The reading from Acts beckons us to think and pray more deeply. The reading demands of us growth in our generosity and the widening of our sphere of concern. The reading from Acts is an excellent lens to use in evaluating the ways in which we give service and respond to the call to be more for others. It is a reading that challenges us to use the Gospel message as our starting point for understanding the world, for forming political opinions, and for guidance in how we act in our relationships and communities.
How different would the world be… how different would we all be if:
· we knew and acted from the place of oneness;
· we simplified our material life by pursuing less and sharing more;
· we had leaders, civil and religious, committed to the common good;
· we witnessed with great power to love of God through Jesus in our thoughts, words, and actions.

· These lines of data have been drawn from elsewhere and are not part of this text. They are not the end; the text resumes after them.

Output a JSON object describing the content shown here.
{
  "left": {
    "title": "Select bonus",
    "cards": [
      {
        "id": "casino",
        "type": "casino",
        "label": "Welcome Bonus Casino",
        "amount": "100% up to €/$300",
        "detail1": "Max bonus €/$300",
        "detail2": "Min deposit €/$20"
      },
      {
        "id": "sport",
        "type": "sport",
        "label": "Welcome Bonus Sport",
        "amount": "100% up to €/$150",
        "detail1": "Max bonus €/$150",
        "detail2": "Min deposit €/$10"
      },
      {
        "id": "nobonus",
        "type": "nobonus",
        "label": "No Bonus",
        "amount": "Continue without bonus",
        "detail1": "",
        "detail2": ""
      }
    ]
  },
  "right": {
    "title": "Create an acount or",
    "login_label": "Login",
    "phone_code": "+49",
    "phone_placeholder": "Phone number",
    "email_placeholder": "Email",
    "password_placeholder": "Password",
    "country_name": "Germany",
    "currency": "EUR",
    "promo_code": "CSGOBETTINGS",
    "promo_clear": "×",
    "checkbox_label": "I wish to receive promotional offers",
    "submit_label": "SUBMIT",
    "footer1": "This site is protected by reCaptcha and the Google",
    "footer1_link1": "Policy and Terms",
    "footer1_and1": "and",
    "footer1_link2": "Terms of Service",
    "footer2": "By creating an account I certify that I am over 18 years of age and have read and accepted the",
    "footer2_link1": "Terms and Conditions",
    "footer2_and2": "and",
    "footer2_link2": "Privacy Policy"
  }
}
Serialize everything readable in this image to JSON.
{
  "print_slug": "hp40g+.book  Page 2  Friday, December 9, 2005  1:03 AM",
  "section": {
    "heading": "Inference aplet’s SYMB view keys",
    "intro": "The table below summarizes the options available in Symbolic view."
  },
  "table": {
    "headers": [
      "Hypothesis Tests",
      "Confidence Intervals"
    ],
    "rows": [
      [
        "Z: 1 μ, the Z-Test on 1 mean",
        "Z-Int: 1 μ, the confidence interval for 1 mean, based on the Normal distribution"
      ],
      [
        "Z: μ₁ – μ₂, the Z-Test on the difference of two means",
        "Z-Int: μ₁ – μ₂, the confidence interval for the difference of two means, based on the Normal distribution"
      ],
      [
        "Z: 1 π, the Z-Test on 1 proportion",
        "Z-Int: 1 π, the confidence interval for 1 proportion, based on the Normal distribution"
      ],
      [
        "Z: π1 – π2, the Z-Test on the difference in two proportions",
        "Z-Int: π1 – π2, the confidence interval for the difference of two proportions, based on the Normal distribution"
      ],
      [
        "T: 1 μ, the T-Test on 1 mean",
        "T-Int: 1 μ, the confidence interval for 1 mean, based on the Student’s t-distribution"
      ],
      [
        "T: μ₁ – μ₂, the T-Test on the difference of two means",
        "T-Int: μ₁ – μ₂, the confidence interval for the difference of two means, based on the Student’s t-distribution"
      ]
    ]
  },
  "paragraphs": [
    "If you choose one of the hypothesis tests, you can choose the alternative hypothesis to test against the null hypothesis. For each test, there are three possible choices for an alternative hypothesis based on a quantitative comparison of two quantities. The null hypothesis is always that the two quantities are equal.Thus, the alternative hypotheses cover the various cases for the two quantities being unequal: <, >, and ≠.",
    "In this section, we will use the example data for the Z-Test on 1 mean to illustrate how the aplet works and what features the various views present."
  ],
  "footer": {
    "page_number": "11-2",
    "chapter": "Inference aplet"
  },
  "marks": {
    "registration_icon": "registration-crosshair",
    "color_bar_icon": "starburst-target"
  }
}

The Gospel gives us one example of why this does not come to be. Today we meet Thomas…doubting Thomas. His story is one of distrust, stubbornness, and self-righteousness. It was a moment that a self-chosen worldview blinded him to the truth… almost robbed him of a relationship with Christ, who is life itself. Our story is often the same as Thomas’… although usually expressed in more polite terms! We vehemently assert that our worldview is the right one and close ourselves off from building communities that explore and grow capacity for diversity and care for the vulnerable. As a society, we continue to value material success over simplicity and the common good. We pit dogma against human need instead of exploring both in dialogue so that we can become more like a church and society. We run after certitude instead of building a deep and mature faith that can navigate the complexities of our world with decisions that express the values and principles of the Paschal Mystery.
Living the Paschal Mystery is complex and calls us to constant growth and change. Jesus met Thomas where he was and beckoned him to abandon his world and to enter into the world of life over death, of union instead of separation, of embracing love even when it seems impossible. Jesus meets us in these same places with the very same invitation… touch into me and know me and live in me.
Let our eyes, minds, hearts, and souls be opened by Christ. Let us do the hard work of our faith so that suffering and death will always yield to life renewed. Let us allow ourselves to be swept up in the love of a God that wants us to cleave to the unconditional love placed within, around, and among us… trusting that God will always bring us, each of us, into the resurrection.
May you walk the path of Jesus with a full heart and willing spirit so that the vision of our God sets the world aright!